Investigators saw other reasons to focus on Sharpe. They discovered that she had $1,600 in her bank account. That was a lot of money, especially for a maid who was paid $100 a month. And her sister, Emily, had sailed for England just a few days after the ransom money was handed to Cemetery John.

Or should Sharpe have been given the benefit of the doubt about her bank account? After all, her job included board and lodging, and her expenses were not high. It would have been reasonable to conclude that she was simply a thrifty young woman.

But the stars seemed to be aligning against Sharpe. She had lost weight and was feeling ill. On May 11, she was admitted to a hospital in Englewood with a severe infection of her tonsils and adenoids. Her tonsils were removed, leaving her with a terrible sore throat.

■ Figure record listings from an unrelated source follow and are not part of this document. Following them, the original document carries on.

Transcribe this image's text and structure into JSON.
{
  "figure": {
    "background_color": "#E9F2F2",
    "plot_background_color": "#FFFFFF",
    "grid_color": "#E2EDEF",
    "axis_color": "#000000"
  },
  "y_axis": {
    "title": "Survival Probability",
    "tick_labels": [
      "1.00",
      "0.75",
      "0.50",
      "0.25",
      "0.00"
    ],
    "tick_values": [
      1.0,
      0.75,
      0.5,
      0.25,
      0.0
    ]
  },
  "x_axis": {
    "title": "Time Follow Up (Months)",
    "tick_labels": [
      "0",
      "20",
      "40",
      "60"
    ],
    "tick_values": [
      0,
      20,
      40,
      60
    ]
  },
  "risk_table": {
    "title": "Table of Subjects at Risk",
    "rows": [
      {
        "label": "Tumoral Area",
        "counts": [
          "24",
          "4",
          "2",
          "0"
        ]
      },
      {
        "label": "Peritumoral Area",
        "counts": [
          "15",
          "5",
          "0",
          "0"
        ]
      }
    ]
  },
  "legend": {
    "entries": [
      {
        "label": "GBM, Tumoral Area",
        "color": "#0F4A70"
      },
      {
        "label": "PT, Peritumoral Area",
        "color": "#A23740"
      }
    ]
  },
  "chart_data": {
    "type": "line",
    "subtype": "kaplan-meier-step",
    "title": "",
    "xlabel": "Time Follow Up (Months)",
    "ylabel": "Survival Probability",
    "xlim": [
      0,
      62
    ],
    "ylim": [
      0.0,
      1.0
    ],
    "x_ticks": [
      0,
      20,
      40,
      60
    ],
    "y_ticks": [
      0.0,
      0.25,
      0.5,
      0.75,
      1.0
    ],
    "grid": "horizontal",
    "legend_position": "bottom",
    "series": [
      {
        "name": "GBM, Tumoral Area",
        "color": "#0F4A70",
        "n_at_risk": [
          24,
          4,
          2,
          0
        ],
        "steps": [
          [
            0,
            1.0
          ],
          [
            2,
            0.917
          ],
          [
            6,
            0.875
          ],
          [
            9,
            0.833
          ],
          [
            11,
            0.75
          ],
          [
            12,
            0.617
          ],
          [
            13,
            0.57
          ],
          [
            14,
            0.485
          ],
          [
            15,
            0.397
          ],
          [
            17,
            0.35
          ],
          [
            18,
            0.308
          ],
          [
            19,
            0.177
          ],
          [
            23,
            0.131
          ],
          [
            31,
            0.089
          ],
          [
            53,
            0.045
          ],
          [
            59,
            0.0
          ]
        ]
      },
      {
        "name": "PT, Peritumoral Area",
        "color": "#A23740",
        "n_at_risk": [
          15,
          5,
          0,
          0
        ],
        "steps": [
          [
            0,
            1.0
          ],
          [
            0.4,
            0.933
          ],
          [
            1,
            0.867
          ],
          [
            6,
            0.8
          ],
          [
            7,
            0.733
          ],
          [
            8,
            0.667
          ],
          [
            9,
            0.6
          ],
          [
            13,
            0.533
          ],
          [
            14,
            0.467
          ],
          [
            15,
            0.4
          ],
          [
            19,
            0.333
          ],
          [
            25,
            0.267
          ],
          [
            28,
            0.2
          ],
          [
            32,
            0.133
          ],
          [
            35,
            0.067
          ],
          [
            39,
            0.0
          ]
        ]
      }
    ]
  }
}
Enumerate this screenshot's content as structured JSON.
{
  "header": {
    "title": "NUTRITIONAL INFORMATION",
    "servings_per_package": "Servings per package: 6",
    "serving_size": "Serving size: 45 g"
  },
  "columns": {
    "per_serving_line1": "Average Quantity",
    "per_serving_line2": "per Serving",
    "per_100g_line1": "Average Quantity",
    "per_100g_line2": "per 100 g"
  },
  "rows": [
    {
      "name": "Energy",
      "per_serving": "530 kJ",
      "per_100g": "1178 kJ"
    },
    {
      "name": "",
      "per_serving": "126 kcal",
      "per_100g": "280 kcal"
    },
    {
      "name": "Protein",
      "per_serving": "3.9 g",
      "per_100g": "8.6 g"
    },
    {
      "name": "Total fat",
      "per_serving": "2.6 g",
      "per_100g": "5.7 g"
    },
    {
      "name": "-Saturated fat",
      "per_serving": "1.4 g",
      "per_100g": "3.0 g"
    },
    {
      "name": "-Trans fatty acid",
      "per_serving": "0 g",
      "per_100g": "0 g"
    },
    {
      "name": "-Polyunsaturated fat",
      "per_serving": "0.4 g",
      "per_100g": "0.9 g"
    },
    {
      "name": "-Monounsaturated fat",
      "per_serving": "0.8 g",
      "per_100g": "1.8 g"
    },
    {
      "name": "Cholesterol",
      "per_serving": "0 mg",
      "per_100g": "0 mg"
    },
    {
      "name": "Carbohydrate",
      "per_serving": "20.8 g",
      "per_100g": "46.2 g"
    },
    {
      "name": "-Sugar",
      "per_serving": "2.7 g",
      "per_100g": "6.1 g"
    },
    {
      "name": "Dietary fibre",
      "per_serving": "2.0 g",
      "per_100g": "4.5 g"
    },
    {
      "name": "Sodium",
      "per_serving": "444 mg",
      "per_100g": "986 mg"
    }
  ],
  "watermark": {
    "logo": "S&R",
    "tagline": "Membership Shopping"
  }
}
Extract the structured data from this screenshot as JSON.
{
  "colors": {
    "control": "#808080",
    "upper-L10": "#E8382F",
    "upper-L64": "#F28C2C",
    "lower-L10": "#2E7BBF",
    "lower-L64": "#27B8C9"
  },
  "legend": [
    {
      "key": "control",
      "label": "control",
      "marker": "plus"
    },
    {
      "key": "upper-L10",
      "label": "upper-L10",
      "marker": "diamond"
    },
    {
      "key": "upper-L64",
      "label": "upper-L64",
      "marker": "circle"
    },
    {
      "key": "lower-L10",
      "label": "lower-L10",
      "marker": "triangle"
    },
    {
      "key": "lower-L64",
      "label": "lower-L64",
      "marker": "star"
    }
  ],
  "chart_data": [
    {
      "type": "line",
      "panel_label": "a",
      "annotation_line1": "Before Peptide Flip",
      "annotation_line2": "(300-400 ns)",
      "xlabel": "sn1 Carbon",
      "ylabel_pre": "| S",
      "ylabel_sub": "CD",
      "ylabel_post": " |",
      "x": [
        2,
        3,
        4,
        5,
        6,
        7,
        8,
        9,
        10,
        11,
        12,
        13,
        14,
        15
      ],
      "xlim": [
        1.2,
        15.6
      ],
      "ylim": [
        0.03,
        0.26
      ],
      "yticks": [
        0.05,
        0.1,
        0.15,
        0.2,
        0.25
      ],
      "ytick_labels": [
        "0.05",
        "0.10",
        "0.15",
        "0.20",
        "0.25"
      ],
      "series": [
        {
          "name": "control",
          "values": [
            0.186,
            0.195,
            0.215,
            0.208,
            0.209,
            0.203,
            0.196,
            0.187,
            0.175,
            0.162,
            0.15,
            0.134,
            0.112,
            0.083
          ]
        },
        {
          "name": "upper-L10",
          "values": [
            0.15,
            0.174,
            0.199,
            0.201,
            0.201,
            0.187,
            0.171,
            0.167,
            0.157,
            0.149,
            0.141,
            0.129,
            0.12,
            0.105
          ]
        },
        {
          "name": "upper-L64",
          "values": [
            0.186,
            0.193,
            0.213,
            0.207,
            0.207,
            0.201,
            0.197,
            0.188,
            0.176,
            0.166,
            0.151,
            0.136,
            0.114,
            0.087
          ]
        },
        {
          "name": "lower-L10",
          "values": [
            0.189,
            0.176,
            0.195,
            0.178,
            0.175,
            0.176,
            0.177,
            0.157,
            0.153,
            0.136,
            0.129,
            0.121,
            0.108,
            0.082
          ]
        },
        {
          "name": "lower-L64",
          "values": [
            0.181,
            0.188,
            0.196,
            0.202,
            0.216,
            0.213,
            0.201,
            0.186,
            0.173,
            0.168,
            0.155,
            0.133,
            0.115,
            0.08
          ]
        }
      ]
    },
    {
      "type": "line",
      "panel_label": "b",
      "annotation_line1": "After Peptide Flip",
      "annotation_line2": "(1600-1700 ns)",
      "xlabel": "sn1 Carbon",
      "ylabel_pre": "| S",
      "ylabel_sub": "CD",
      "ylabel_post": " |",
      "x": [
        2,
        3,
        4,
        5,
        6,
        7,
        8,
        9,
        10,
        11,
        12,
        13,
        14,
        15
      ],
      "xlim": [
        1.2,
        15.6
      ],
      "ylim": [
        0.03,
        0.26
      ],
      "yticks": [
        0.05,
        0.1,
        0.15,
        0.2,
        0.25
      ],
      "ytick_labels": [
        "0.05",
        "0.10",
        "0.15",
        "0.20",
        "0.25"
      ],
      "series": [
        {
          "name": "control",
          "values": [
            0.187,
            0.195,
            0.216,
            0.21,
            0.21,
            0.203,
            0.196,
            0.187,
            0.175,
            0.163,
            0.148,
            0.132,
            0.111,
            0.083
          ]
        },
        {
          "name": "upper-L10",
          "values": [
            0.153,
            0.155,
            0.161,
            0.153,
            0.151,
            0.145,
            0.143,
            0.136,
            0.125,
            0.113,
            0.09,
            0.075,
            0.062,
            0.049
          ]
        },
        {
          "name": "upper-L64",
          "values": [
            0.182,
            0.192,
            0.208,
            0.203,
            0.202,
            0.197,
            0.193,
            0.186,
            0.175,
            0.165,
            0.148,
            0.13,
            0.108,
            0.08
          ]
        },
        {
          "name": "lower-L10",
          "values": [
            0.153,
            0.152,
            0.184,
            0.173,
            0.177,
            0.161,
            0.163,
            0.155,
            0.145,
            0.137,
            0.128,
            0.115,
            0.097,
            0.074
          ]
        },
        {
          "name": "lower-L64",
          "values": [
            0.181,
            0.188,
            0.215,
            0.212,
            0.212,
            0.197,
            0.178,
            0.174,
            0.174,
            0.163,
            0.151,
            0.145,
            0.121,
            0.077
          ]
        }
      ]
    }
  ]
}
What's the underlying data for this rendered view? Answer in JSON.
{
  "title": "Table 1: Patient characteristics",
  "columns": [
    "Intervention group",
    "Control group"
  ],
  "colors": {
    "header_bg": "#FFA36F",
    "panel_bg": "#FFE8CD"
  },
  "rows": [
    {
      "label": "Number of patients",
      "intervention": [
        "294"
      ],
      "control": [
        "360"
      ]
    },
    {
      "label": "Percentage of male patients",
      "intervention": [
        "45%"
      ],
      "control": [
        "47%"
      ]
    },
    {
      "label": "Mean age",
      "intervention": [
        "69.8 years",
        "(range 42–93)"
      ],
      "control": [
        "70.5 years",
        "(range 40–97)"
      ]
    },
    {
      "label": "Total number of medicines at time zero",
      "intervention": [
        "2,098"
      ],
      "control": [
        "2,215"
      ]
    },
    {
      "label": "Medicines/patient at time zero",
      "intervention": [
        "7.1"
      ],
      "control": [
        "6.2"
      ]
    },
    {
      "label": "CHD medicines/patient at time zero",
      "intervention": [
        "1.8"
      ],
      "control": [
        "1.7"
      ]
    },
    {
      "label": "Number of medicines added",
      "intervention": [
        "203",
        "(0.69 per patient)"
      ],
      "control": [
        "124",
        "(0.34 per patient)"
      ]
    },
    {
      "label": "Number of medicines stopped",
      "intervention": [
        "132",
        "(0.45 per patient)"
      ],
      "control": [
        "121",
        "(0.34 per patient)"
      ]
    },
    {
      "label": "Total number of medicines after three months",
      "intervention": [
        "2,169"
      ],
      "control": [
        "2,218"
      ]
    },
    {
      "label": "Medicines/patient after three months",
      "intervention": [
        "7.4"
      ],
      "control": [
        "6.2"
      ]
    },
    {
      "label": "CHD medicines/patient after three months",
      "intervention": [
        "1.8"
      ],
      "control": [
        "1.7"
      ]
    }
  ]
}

The afternoon of Thursday, May 12, was cool and drizzly as a truck driver pulled off a road in a wooded area not quite five miles from the Lindbergh estate in Hopewell. He walked forty feet or so into the woods to relieve himself. A horrid stench was in the air. He spotted what looked like a baby’s foot, then a skull, beneath leaves and brush. A closer look revealed the corpse of an infant, badly decomposed and half torn apart by animals. The search for the Lindbergh baby was over.

The search had extended over a wide region of the country and out to sea, yet it had ended not far from home and only seventy-five feet or so from the emergency phone lines set up by the police. Colonel Schwarzkopf quickly came under criticism from people who lived near the Lindbergh estate and had complained that the police hadn’t searched the area closely enough.

An autopsy confirmed that the infant son of Charles and Anne Lindbergh had died of a skull fracture, almost certainly the night he was taken. The Lindberghs, fearing that a grave would attract ghoulish souvenir hunters, had their baby’s remains cremated and scattered at sea.